Então a pistola de Iman desaparece de seu de cabeceira gaveta. Suas suspeitas caem nas três mulheres em meio a um conflito intergeracional intensificador. Cortinas e hijabs são os motivos visuais para o véu sufocante da paranóia, pois a unidade familiar reproduz a repressão teocrática patriarcal do estado.

O thriller doméstico tenso de Rasoulof é uma acusação angustiada da República Islâmica.

O pessoal é político, e as inserções das filmagens de celulares da revolta mescla mescla a narrativa fictícia com grave realidade, certamente para o cineasta. Já proibido por seus trabalhos sediciosos, incluindo seu festival de cinema de Berlim de 2020, Golden Bear Winner, não há mal, Rasoulof fugiu de uma sentença de oito anos de prisão, além de açoitar na véspera da estréia do filme, de trekking para a Alemanha, onde ele e suas atrizes agora vivem no exílio.

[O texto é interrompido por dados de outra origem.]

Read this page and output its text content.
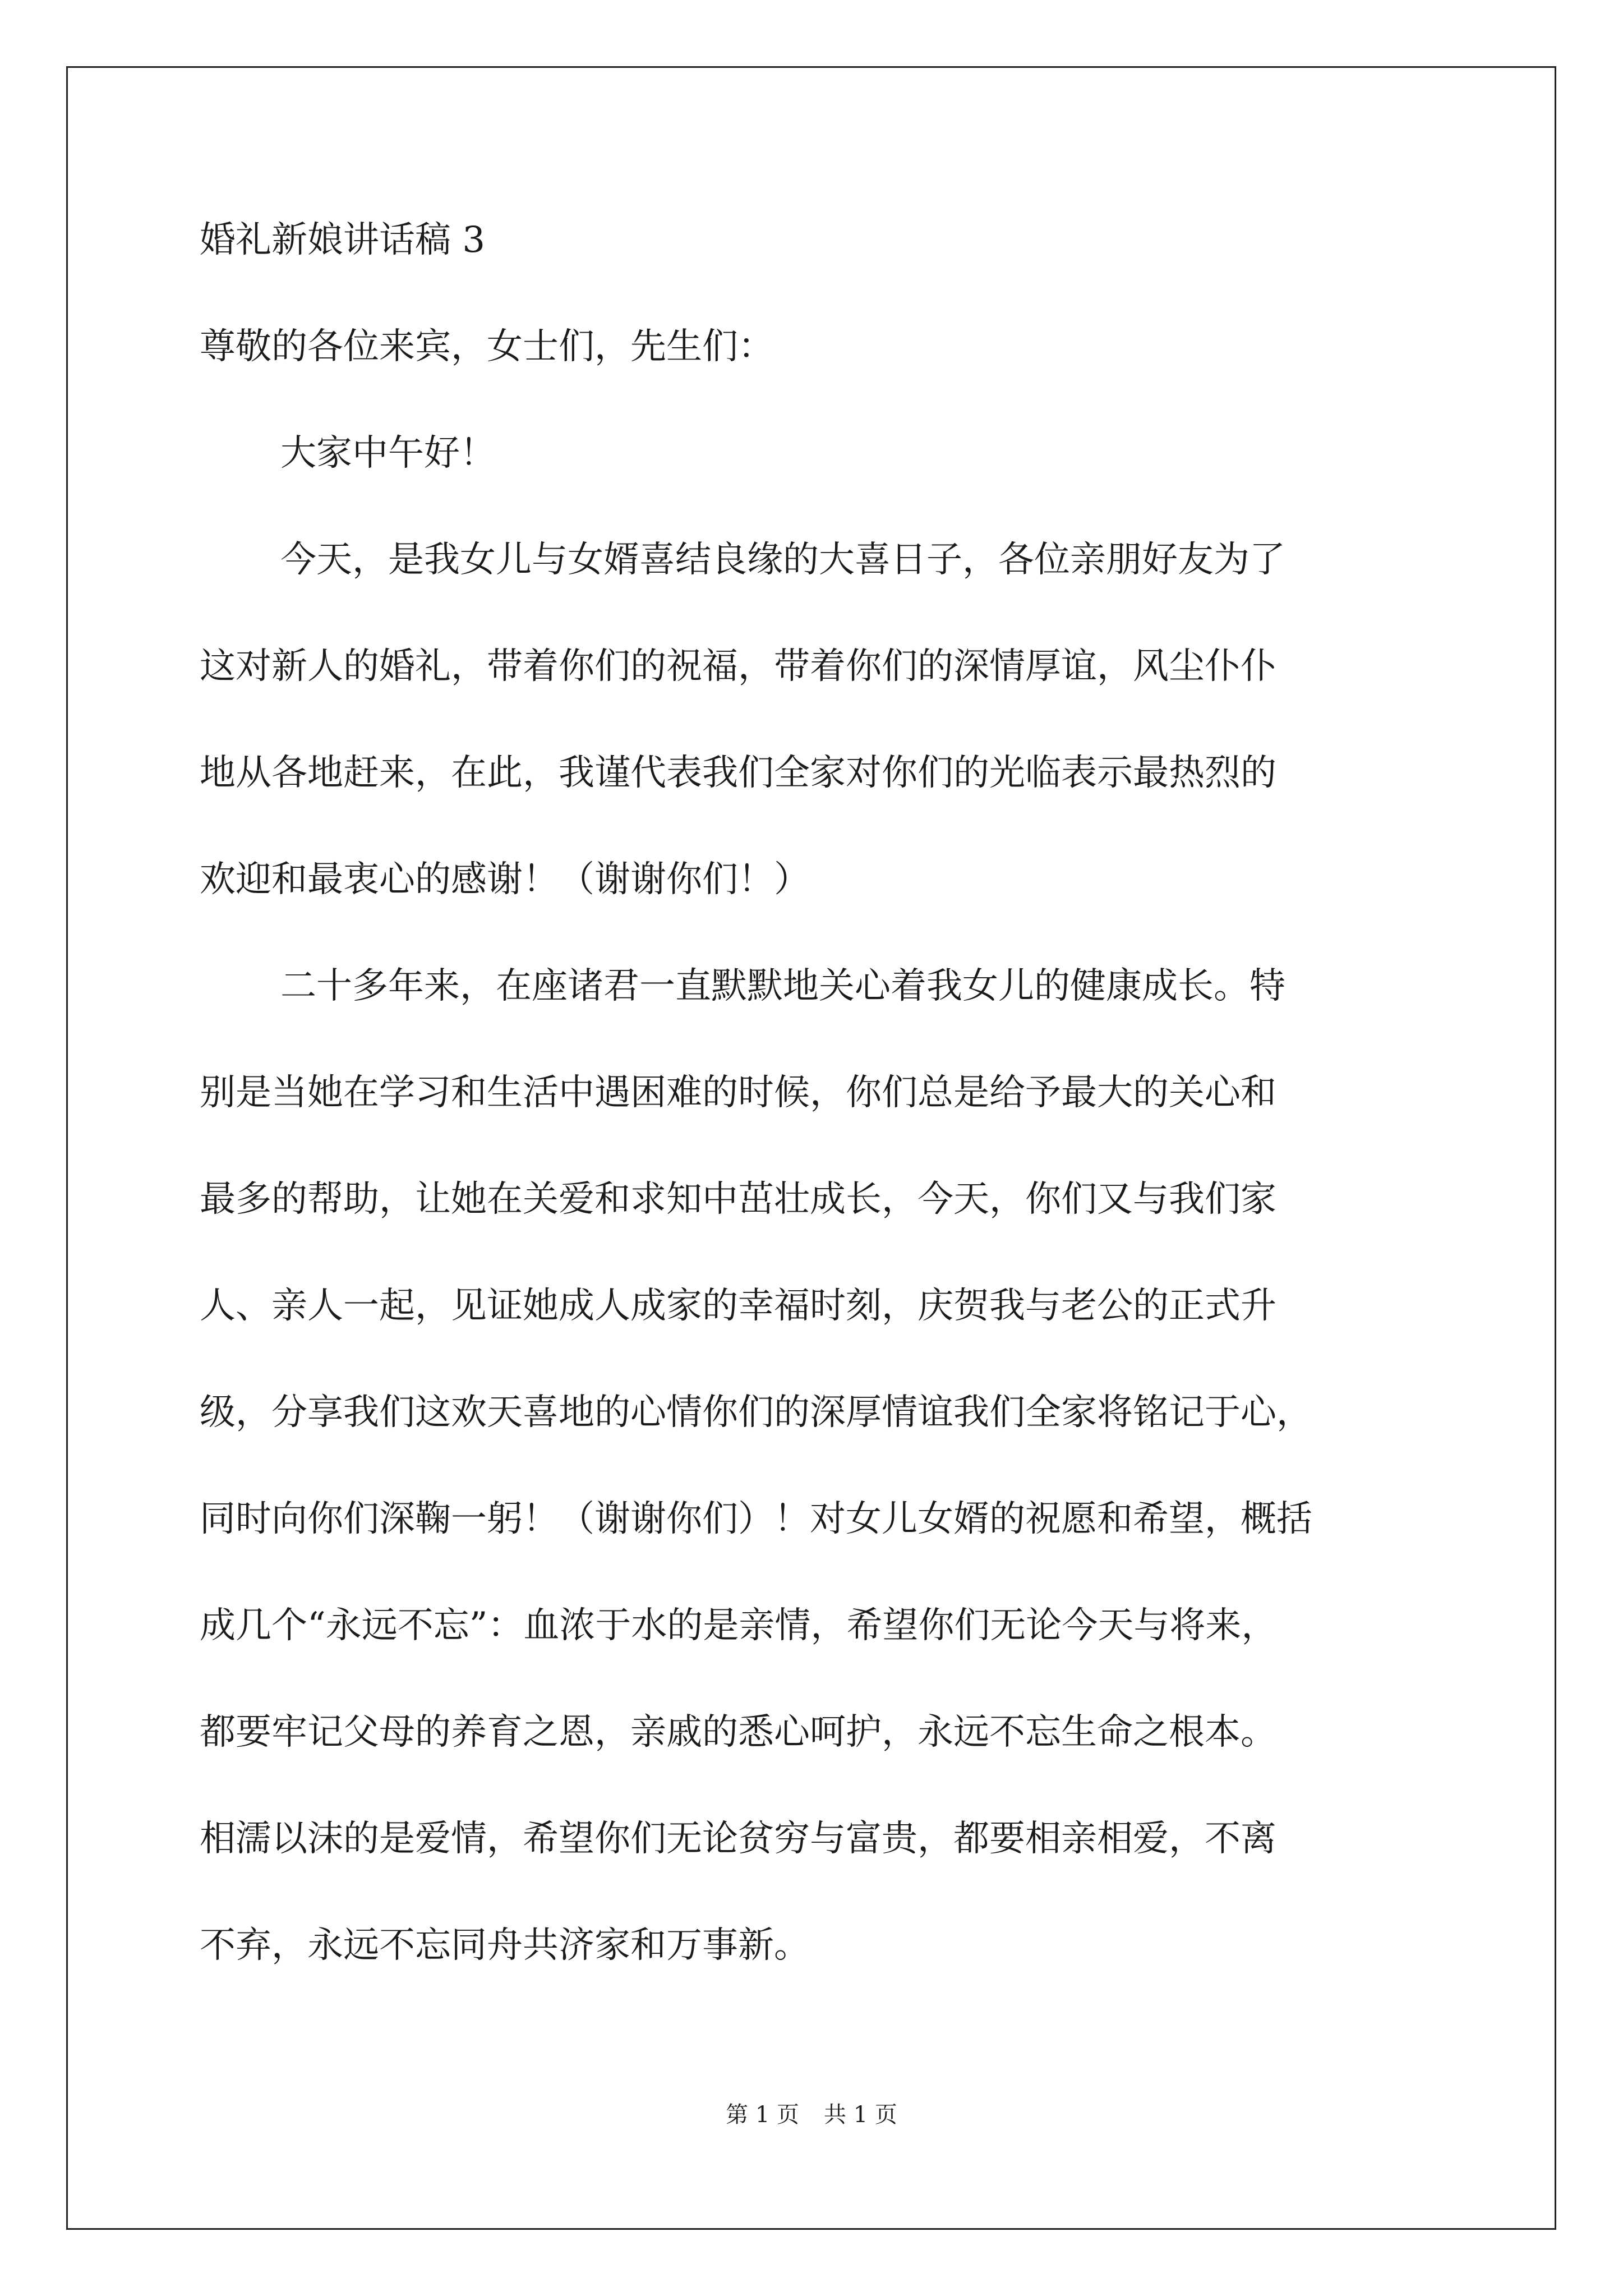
婚礼新娘讲话稿 3
尊敬的各位来宾，女士们，先生们：
大家中午好！
今天，是我女儿与女婿喜结良缘的大喜日子，各位亲朋好友为了
这对新人的婚礼，带着你们的祝福，带着你们的深情厚谊，风尘仆仆
地从各地赶来，在此，我谨代表我们全家对你们的光临表示最热烈的
欢迎和最衷心的感谢！（谢谢你们！）
二十多年来，在座诸君一直默默地关心着我女儿的健康成长。特
别是当她在学习和生活中遇困难的时候，你们总是给予最大的关心和
最多的帮助，让她在关爱和求知中茁壮成长，今天，你们又与我们家
人、亲人一起，见证她成人成家的幸福时刻，庆贺我与老公的正式升
级，分享我们这欢天喜地的心情你们的深厚情谊我们全家将铭记于心，
同时向你们深鞠一躬！（谢谢你们）！对女儿女婿的祝愿和希望，概括
成几个“永远不忘”：血浓于水的是亲情，希望你们无论今天与将来，
都要牢记父母的养育之恩，亲戚的悉心呵护，永远不忘生命之根本。
相濡以沫的是爱情，希望你们无论贫穷与富贵，都要相亲相爱，不离
不弃，永远不忘同舟共济家和万事新。
第 1 页 共 1 页
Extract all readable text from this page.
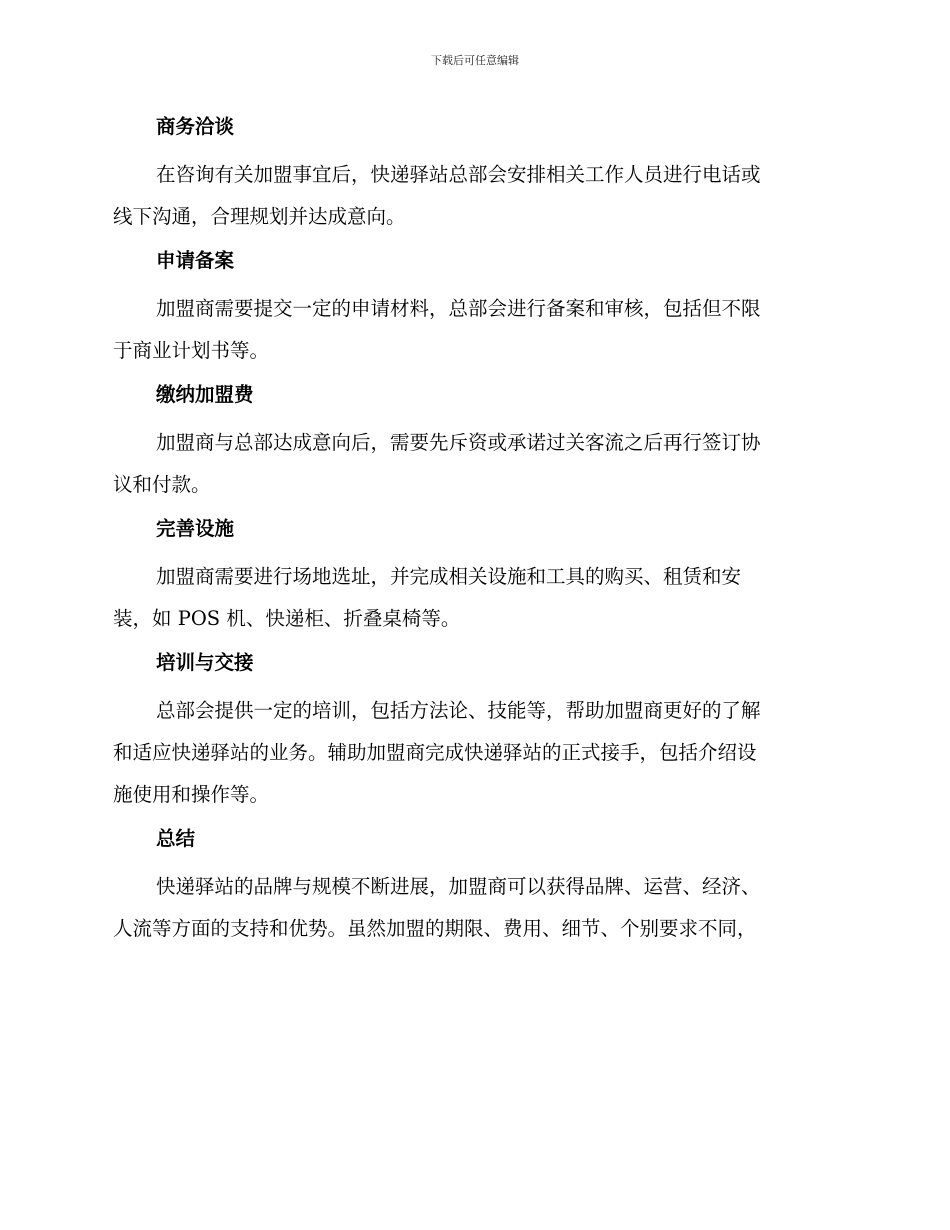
下载后可任意编辑
商务洽谈
在咨询有关加盟事宜后，快递驿站总部会安排相关工作人员进行电话或
线下沟通，合理规划并达成意向。
申请备案
加盟商需要提交一定的申请材料，总部会进行备案和审核，包括但不限
于商业计划书等。
缴纳加盟费
加盟商与总部达成意向后，需要先斥资或承诺过关客流之后再行签订协
议和付款。
完善设施
加盟商需要进行场地选址，并完成相关设施和工具的购买、租赁和安
装，如 POS 机、快递柜、折叠桌椅等。
培训与交接
总部会提供一定的培训，包括方法论、技能等，帮助加盟商更好的了解
和适应快递驿站的业务。辅助加盟商完成快递驿站的正式接手，包括介绍设
施使用和操作等。
总结
快递驿站的品牌与规模不断进展，加盟商可以获得品牌、运营、经济、
人流等方面的支持和优势。虽然加盟的期限、费用、细节、个别要求不同，
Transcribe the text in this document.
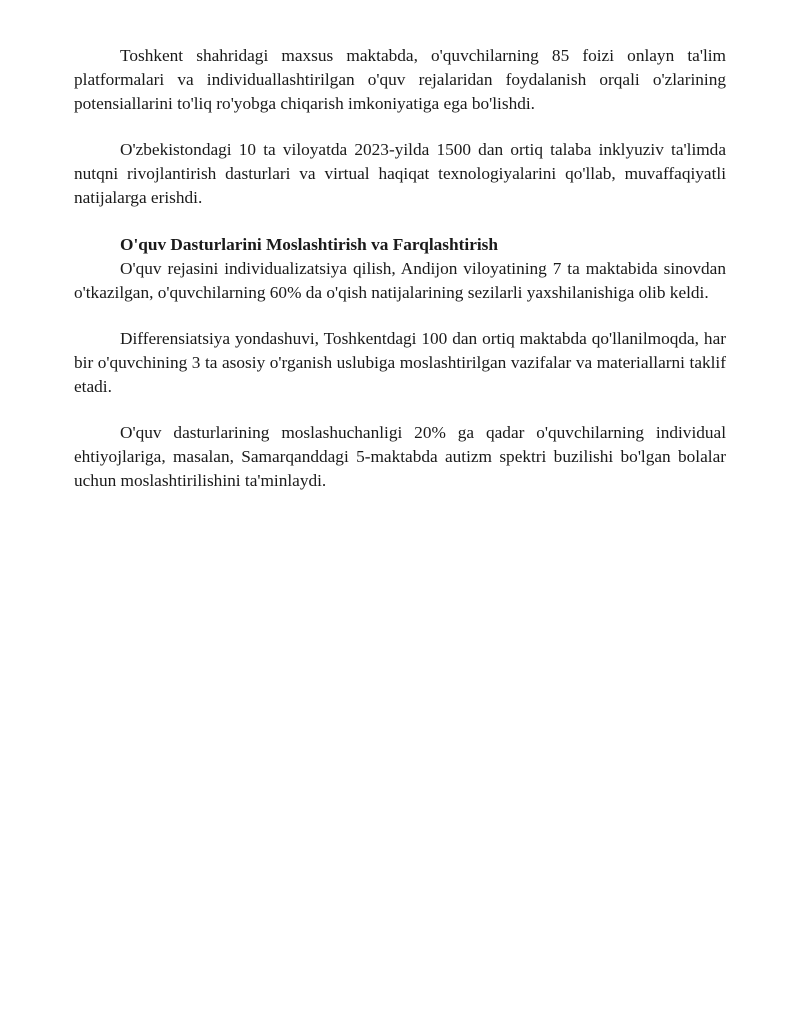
Toshkent shahridagi maxsus maktabda, o'quvchilarning 85 foizi onlayn ta'lim platformalari va individuallashtirilgan o'quv rejalaridan foydalanish orqali o'zlarining potensiallarini to'liq ro'yobga chiqarish imkoniyatiga ega bo'lishdi.

O'zbekistondagi 10 ta viloyatda 2023-yilda 1500 dan ortiq talaba inklyuziv ta'limda nutqni rivojlantirish dasturlari va virtual haqiqat texnologiyalarini qo'llab, muvaffaqiyatli natijalarga erishdi.

O'quv Dasturlarini Moslashtirish va Farqlashtirish

O'quv rejasini individualizatsiya qilish, Andijon viloyatining 7 ta maktabida sinovdan o'tkazilgan, o'quvchilarning 60% da o'qish natijalarining sezilarli yaxshilanishiga olib keldi.

Differensiatsiya yondashuvi, Toshkentdagi 100 dan ortiq maktabda qo'llanilmoqda, har bir o'quvchining 3 ta asosiy o'rganish uslubiga moslashtirilgan vazifalar va materiallarni taklif etadi.

O'quv dasturlarining moslashuchanligi 20% ga qadar o'quvchilarning individual ehtiyojlariga, masalan, Samarqanddagi 5-maktabda autizm spektri buzilishi bo'lgan bolalar uchun moslashtirilishini ta'minlaydi.
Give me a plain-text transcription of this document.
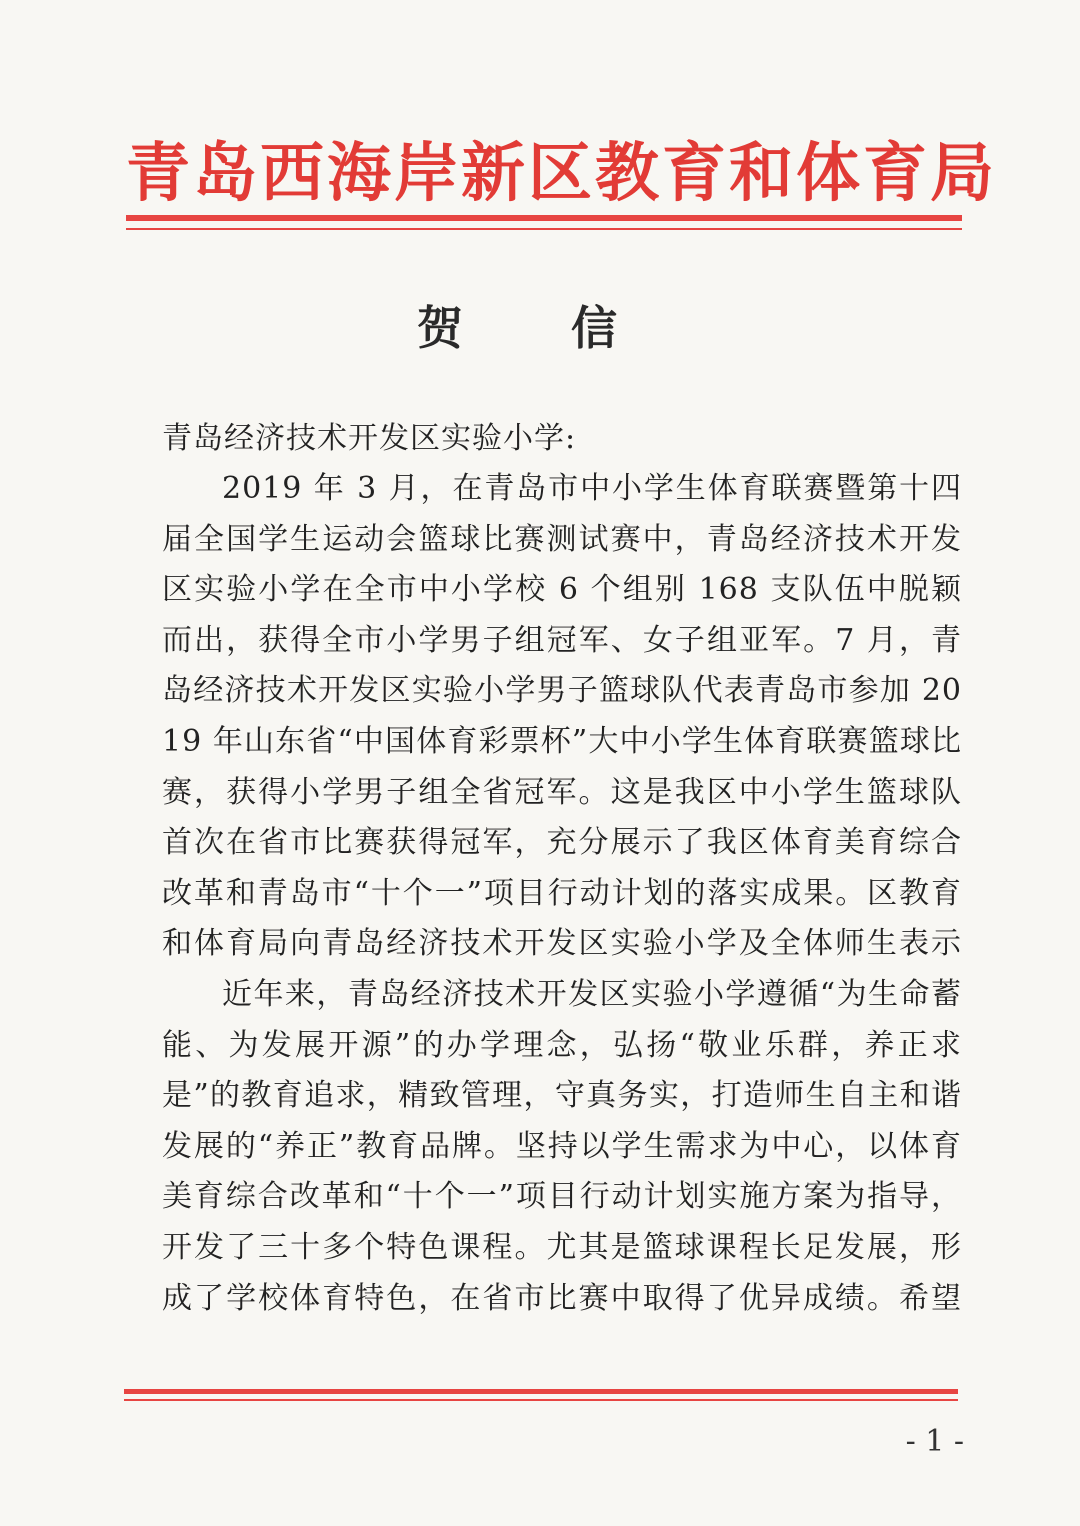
青岛西海岸新区教育和体育局
贺 信
青岛经济技术开发区实验小学:
2019 年 3 月，在青岛市中小学生体育联赛暨第十四届全国学生运动会篮球比赛测试赛中，青岛经济技术开发区实验小学在全市中小学校 6 个组别 168 支队伍中脱颖而出，获得全市小学男子组冠军、女子组亚军。7 月，青岛经济技术开发区实验小学男子篮球队代表青岛市参加 2019 年山东省“中国体育彩票杯”大中小学生体育联赛篮球比赛，获得小学男子组全省冠军。这是我区中小学生篮球队首次在省市比赛获得冠军，充分展示了我区体育美育综合改革和青岛市“十个一”项目行动计划的落实成果。区教育和体育局向青岛经济技术开发区实验小学及全体师生表示
近年来，青岛经济技术开发区实验小学遵循“为生命蓄能、为发展开源”的办学理念，弘扬“敬业乐群，养正求是”的教育追求，精致管理，守真务实，打造师生自主和谐发展的“养正”教育品牌。坚持以学生需求为中心，以体育美育综合改革和“十个一”项目行动计划实施方案为指导，开发了三十多个特色课程。尤其是篮球课程长足发展，形成了学校体育特色，在省市比赛中取得了优异成绩。希望
- 1 -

Take Hot: Esta parábola corajosa fala a verdade ao poder e está emocionando em suas três horas inteiras.

Nightbitch (M18)

Disponível na Disney+
★★★ ☆☆

NYTnight21 - Amy Adams em Nightbitch Fonte/Copyright: Disney+

Amy Adams interpreta uma mãe que se junta ao pacote canino do bairro em Nightbitch.Foto: Disney

A história: Uma artista de Nova York (Amy Adams), que “patva” sua carreira para ser uma mãe que fica em casa, se transforma em um cachorro.

A mãe de um garoto de dois anos (gêmeos Arleigh e Emmett Snowden) na Nightbitch American Black Comedy permanece sem nome, porque ela não tem mais uma identidade ou uma vida própria.

Seus dias são uma labuta infantil de compras, alimentação, lenço de baixo e clube de bebês, cantando-se na biblioteca.

Ela está exausta e totalmente sozinha.

Então, quando seu marido obtuso (Scoot McNairy) retorna nos fins de semana dos negócios e diz a ela “felicidade é uma escolha”, é suficiente para fazê -la estalar – e rosnar, brotar pelo e uma cauda e começar a correr de quatro com o bairro pacote canino.

Isso é tão louco quanto ela fica louca. O que não é muito.

Talvez seja injusto ficar decepcionado com o quão manso a metamorfose é quando o escritor-diretor americano Marielle Heller (você pode me perdoar?, 2018; um lindo dia no bairro, 2019) pretende menos um horror corporal do que uma metáfora por raiva reprimida .

Sua adaptação do romance de Rachel Yoder em 2021 é uma alegoria de cães desgrenhadas em queixas parentais que, de maneira mais incongruente, termina como uma feminista sentida de uma mesa feminista no poder do parto.

Mas é claro que o orgulho e a alegria existem ao lado da frustração e ressentimento em todo o espectro da maternidade.

O papel forma um suporte de livros para a gravidez de Star-Produces Adams dona de casa em Junebug (2005), que ganhou a atriz americana a primeira de suas seis indicações ao Oscar. E com empatia, ela reúne as muitas contradições da experiência em um todo humano relacionável.

Take Hot: Adams é previsivelmente boa em sua honestidade emocional, mesmo em uma história escassa nos ossos.